Has there ever been a more pressing urgency than right now for manufacturers to address cyber-security? Probably not.
And why not? Well, if you’re in the manufacturing industry, you might want to sit down for this: almost 50 per cent of manufacturers have been subject to a cyber-attack, and half of those businesses suffered either financial loss or disruption to business as a result.
Manufacturing is now the third-most targeted sector for attack by hackers, according to a report on cyber-security for manufacturers, published by EEF and AIG and carried out by the Royal United Services Institute (RUSI).
Among the revelations were 41 per cent of companies do not believe they have access to enough information to even assess their true cyber-risk, and 45 per cent feel they do not have access to the right tools for the job.

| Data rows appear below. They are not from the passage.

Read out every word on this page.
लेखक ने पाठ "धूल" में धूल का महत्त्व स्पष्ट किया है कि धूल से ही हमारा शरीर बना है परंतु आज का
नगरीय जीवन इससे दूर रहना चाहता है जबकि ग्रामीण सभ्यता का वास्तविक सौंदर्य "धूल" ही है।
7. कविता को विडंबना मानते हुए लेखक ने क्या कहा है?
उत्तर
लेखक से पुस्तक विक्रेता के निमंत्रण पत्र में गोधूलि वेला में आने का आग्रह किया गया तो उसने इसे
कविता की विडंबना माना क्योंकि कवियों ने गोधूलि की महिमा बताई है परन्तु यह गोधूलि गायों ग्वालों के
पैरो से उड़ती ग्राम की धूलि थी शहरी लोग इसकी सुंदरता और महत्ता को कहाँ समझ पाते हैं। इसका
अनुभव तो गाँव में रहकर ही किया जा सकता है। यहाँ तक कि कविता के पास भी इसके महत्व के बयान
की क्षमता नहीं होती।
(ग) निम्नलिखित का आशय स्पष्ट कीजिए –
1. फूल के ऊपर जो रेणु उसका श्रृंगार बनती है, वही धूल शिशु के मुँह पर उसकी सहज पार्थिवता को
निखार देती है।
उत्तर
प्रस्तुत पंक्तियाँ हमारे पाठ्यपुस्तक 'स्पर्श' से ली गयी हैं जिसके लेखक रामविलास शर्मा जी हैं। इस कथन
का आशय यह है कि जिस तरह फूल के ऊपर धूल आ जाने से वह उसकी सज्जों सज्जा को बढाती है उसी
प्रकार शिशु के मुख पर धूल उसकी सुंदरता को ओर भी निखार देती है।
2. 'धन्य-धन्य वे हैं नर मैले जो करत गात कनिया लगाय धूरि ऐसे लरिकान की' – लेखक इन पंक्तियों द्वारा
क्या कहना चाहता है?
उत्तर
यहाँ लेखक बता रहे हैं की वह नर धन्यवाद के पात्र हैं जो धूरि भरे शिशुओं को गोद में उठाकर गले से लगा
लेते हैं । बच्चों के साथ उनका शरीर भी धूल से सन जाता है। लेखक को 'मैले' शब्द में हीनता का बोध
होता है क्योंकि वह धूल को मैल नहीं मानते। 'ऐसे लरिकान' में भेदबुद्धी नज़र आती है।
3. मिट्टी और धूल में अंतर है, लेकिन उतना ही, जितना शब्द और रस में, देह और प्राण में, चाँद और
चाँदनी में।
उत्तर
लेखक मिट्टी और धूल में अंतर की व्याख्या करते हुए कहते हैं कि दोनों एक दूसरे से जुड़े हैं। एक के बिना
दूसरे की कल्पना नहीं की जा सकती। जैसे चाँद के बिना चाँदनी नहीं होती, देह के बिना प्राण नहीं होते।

Worryingly, 12 per cent of manufacturers surveyed have no process measures in place at all to mitigate against the threat of a cyber-attack. Given that almost all the businesses reporting this are SMEs, there needs to be a particular focus on their requirements and perhaps support from larger businesses.
GDPR gives us even more reason to focus on cyber-security
How can these figures be so high when there are such easy steps to take? You only have to invest in a simple, fast and effective security system to ensure you’re fully protected, something we strongly advocate through our partnership with Symantec, who are industry leaders when it comes to data protection and cyber-security.
Hardly a week goes by without a report in the press of a cyber-security incident, so if your business hasn’t taken that step yet, especially with GDPR almost upon us, you have to ask yourself why?
Manufacturing is a significant target for cyber-criminals that can result in the theft of sensitive data, the disruption of access to systems or operational technology, or industrial espionage for competitive advantage.
The report says there seems little doubt that many more attacks will have gone undetected. Moreover, cyber-related risks for manufacturers are only likely to deepen and broaden with increasing digitisation.
While 91 per cent of businesses surveyed say they are investing in digital technologies in readiness for the Fourth Industrial Revolution, 35 per cent consider that cyber-vulnerability is inhibiting them from doing so fully.
This suggests that opportunities are being missed and some businesses risk falling behind in the race to digitise.
Increasing digitisation in the manufacturing sector is opening up new opportunities for cyber-criminals to target operational technology, including production lines and manufacturing equipment, with a view to damaging the infrastructure and production facilities of a business
The report says that EEF has “long championed the rewards for UK manufacturing of being at the forefront of the Fourth Industrial Revolution, a call that is being heeded by UK businesses.”
With GDPR being enforced this month, it will clearly impact on the manufacturing sector’s approach to cyber-security given the need to have appropriate measures in place to protect the personal data of both staff and customers.
A case of not if, but when
And the report says that 50 per cent of manufacturers indicated that GDPR had caused them to review their cyber-security arrangements.
It goes on to say that 59 per cent of manufacturers reported that they have already been asked by a customer to demonstrate or guarantee the robustness of their cyber-security processes, and 58 per cent have asked the same of a business within their own supply chain. Increasingly, this is becoming part of contractual arrangements.
A significant number of manufacturers indicated that there was a lack of awareness and understanding at board level of the extent of the cyber-security challenge to the business, and that some struggled to raise the issue of cyber-security awareness, because it is sometimes perceived to be a complex and deeply technical subject which deterred some senior leaders from engaging with the risk of cyber-crime and other cyber-security threats
All businesses should realise now, more than ever, that a cyber-attack on their company could be a question of not if, but when.
There are various ways to deal with the risk of cyber-attack. You can avoid it completely, reduce it, accept it, or transfer it. We would strongly suggest you deal with it now.